Creating Pipeline Visibility for Manufacturers Working Through Dealers


Video Transcript

Okay. So you’ve got in the next year, you’re looking at your planning and this year, this year you say, I’m going to make a difference in our pipeline visibility. Good news. If you’re in e-commerce, your pipeline visibility is crystal clear. You know where somebody is coming, you know where they’re converting, and it’s great from there.

But if you’re in another type of business, a B2B type of business or even worse, where you’ve got an extended partner network where you’re selling to B to B to consumer or another business, the more layers that you see between your sales pipeline and your customer, right? Like if there are different things where you sell to a distributor and that distributor sells to a customer, you sell to a distributor that then sells to a wholesaler that then sells to a customer. Here’s where the bad news creeps in. That means you’re losing visibility in every layer in that pipeline.

So what do we do about that? One of the things that we commonly see that we can help address this problem is to use the best estimates that we can. So that we can still get some idea of pipeline velocity days to close, what are our conversion rates? Those things are incredibly helpful in understanding the ROI of marketing. Looking at your return on ad spend, understanding channel effectiveness.

One thing we commonly see with companies that have distributed sales networks, the ones that have more clear dealer or distributor agreements, the better visibility into their pipeline they see. Now, what do I mean by that? If you’ve got a sales partner that is willing to, for instance, accept or reject the lead or to make sure that when they fill out some type of sales acknowledgment, if that’s a warranty registration or a purchase order, any of that type of activity that they can report back to you gets more of that clarity into your pipeline, right? If you don’t have that information, it’s what I like to call the Valley of Shadows. You’ve got the lead up until that point, until it’s sent to a dealer or a distributor, and then it really kind of effectively vanishes until you maybe see a warranty registration or a purchase order down the line.

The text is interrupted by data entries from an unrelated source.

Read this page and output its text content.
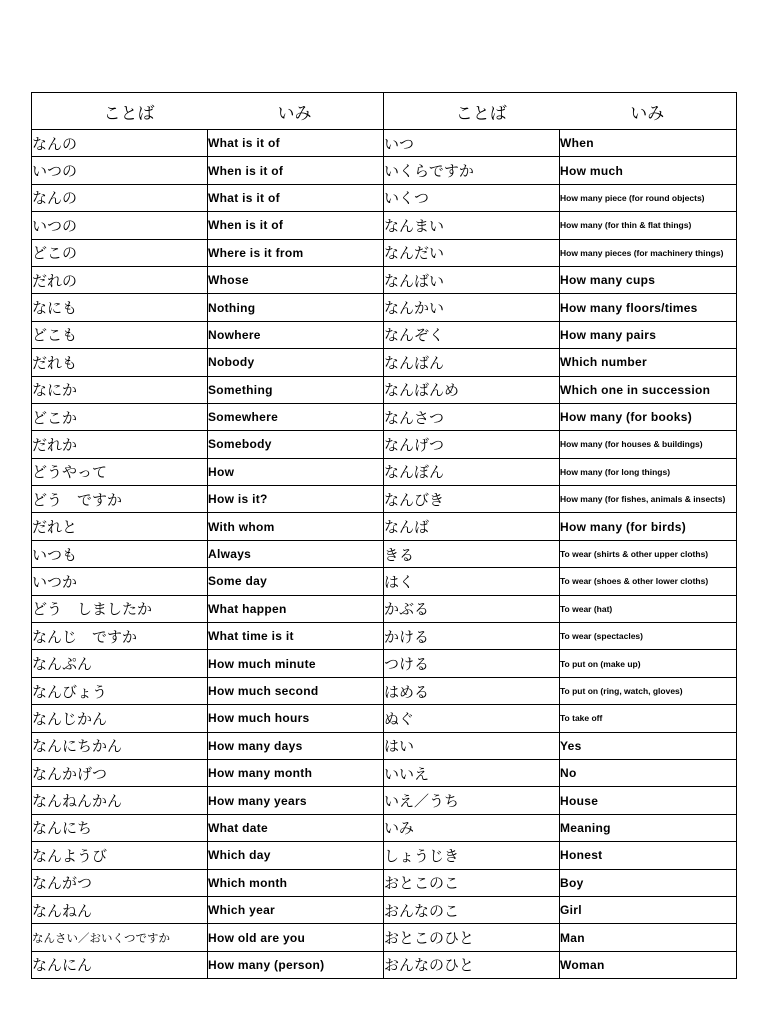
ことば いみ		ことば いみ	

なんの	What is it of	いつ	When
いつの	When is it of	いくらですか	How much
なんの	What is it of	いくつ	How many piece (for round objects)
いつの	When is it of	なんまい	How many (for thin & flat things)
どこの	Where is it from	なんだい	How many pieces (for machinery things)
だれの	Whose	なんばい	How many cups
なにも	Nothing	なんかい	How many floors/times
どこも	Nowhere	なんぞく	How many pairs
だれも	Nobody	なんばん	Which number
なにか	Something	なんばんめ	Which one in succession
どこか	Somewhere	なんさつ	How many (for books)
だれか	Somebody	なんげつ	How many (for houses & buildings)
どうやって	How	なんぼん	How many (for long things)
どう　ですか	How is it?	なんびき	How many (for fishes, animals & insects)
だれと	With whom	なんば	How many (for birds)
いつも	Always	きる	To wear (shirts & other upper cloths)
いつか	Some day	はく	To wear (shoes & other lower cloths)
どう　しましたか	What happen	かぶる	To wear (hat)
なんじ　ですか	What time is it	かける	To wear (spectacles)
なんぷん	How much minute	つける	To put on (make up)
なんびょう	How much second	はめる	To put on (ring, watch, gloves)
なんじかん	How much hours	ぬぐ	To take off
なんにちかん	How many days	はい	Yes
なんかげつ	How many month	いいえ	No
なんねんかん	How many years	いえ／うち	House
なんにち	What date	いみ	Meaning
なんようび	Which day	しょうじき	Honest
なんがつ	Which month	おとこのこ	Boy
なんねん	Which year	おんなのこ	Girl
なんさい／おいくつですか	How old are you	おとこのひと	Man
なんにん	How many (person)	おんなのひと	Woman
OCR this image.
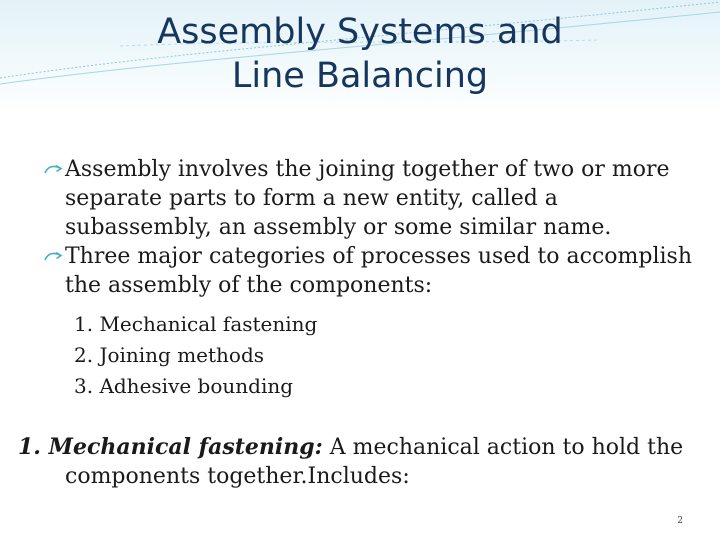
Assembly Systems and
Line Balancing
Assembly involves the joining together of two or more separate parts to form a new entity, called a subassembly, an assembly or some similar name.
Three major categories of processes used to accomplish the assembly of the components:
1. Mechanical fastening
2. Joining methods
3. Adhesive bounding
1. Mechanical fastening: A mechanical action to hold the components together.Includes:
2
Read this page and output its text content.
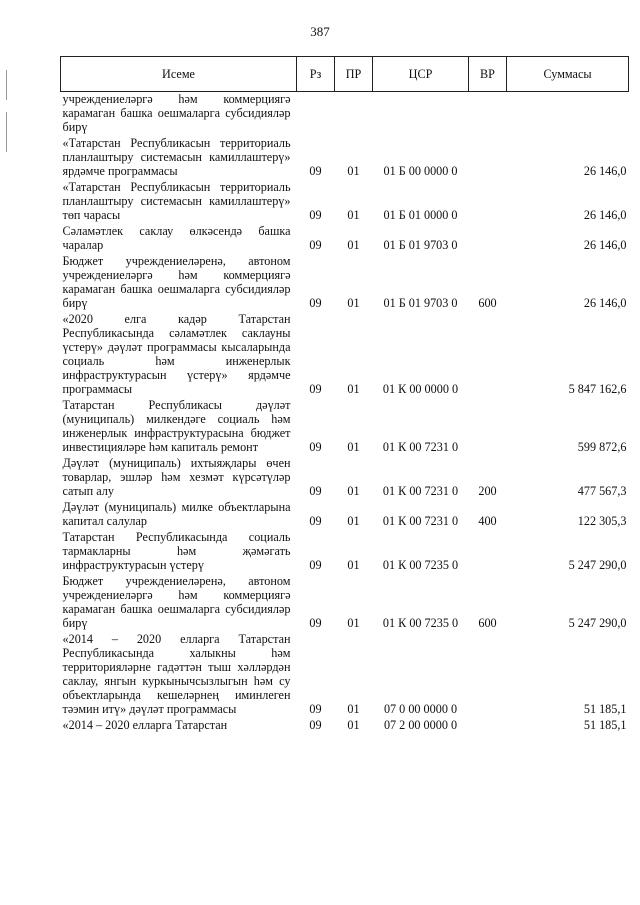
387
Исеме	Рз	ПР	ЦСР	ВР	Суммасы
учреждениеләргә һәм коммерциягә карамаган башка оешмаларга субсидияләр бирү					
«Татарстан Республикасын территориаль планлаштыру системасын камиллаштерү» ярдәмче программасы	09	01	01 Б 00 0000 0		26 146,0
«Татарстан Республикасын территориаль планлаштыру системасын камиллаштерү» төп чарасы	09	01	01 Б 01 0000 0		26 146,0
Сәламәтлек саклау өлкәсендә башка чаралар	09	01	01 Б 01 9703 0		26 146,0
Бюджет учреждениеләренә, автоном учреждениеләргә һәм коммерциягә карамаган башка оешмаларга субсидияләр бирү	09	01	01 Б 01 9703 0	600	26 146,0
«2020 елга кадәр Татарстан Республикасында сәламәтлек саклауны үстерү» дәүләт программасы кысаларында социаль һәм инженерлык инфраструктурасын үстерү» ярдәмче программасы	09	01	01 К 00 0000 0		5 847 162,6
Татарстан Республикасы дәүләт (муниципаль) милкендәге социаль һәм инженерлык инфраструктурасына бюджет инвестицияләре һәм капиталь ремонт	09	01	01 К 00 7231 0		599 872,6
Дәүләт (муниципаль) ихтыяҗлары өчен товарлар, эшләр һәм хезмәт күрсәтүләр сатып алу	09	01	01 К 00 7231 0	200	477 567,3
Дәүләт (муниципаль) милке объектларына капитал салулар	09	01	01 К 00 7231 0	400	122 305,3
Татарстан Республикасында социаль тармакларны һәм җәмәгать инфраструктурасын үстерү	09	01	01 К 00 7235 0		5 247 290,0
Бюджет учреждениеләренә, автоном учреждениеләргә һәм коммерциягә карамаган башка оешмаларга субсидияләр бирү	09	01	01 К 00 7235 0	600	5 247 290,0
«2014 – 2020 елларга Татарстан Республикасында халыкны һәм территорияләрне гадәттән тыш хәлләрдән саклау, янгын куркынычсызлыгын һәм су объектларында кешеләрнең иминлеген тәэмин итү» дәүләт программасы	09	01	07 0 00 0000 0		51 185,1
«2014 – 2020 елларга Татарстан	09	01	07 2 00 0000 0		51 185,1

But if you’ve got your dealer agreements or distributor agreements set up in such a way where you’re getting information, even after you’ve handed that lead off, that’s ideal when you’re looking at your pipeline velocity.

What are some different ways that you can potentially do that? What we’ve seen is that writing in the dealer agreements or if a manufacturer or holding company requires their companies to use the same set of software. So every distributor has to be a Salesforce customer or they all have to use X software, they all use HubSpot, whatever it might be. Having some of those type of things written into your agreements can really help you recapture that pipeline visibility.

Another question you might be asking is if you’re in an environment that has different types of technology, either your distributors or dealers use one thing and you use something else, or maybe even more common, you use something. But then they have all kinds of different platforms. That’s okay. You can set up some type of dealer lead acknowledgment software, some type of dealer portal, something that you can use to have them like go here to get your leads and then at least you’re controlling some of that pipeline visibility and that velocity.

The other thing is that you can also have them acknowledge those leads or report their sales. Again, whether that’s warranty purchase order, whatever that might look like. If they’re putting that into that portal, then you’re at least getting some of that visibility back.

The purpose of this always is how are we working towards the holy grail of marketing, which is where we can see where the lead came in all the way to where it became a sale. In some organizations that have these distributed sales models, you may only be able to see 20 to 40% of that, but that’s better than nothing. We can make assumptions based on that 20 to 40% that says leads that come from these channels commonly close at these rates or this is the quality that they need or this type of lead channel needs more nurturing than this one does.

We see that commonly with email leads or people that you’ve already captured before, or else they wouldn’t be converting on an email. So we know that they need a lot less. They’re going to be more likely to close than somebody that came in to, for instance, maybe a paid media channel or a special offer. Being able to get that visibility into a centralized platform where you’re basically kind of trading customer information back and forth with your distributed sales partners is a really great way to try to at least capture back some of that power in your pipeline visibility.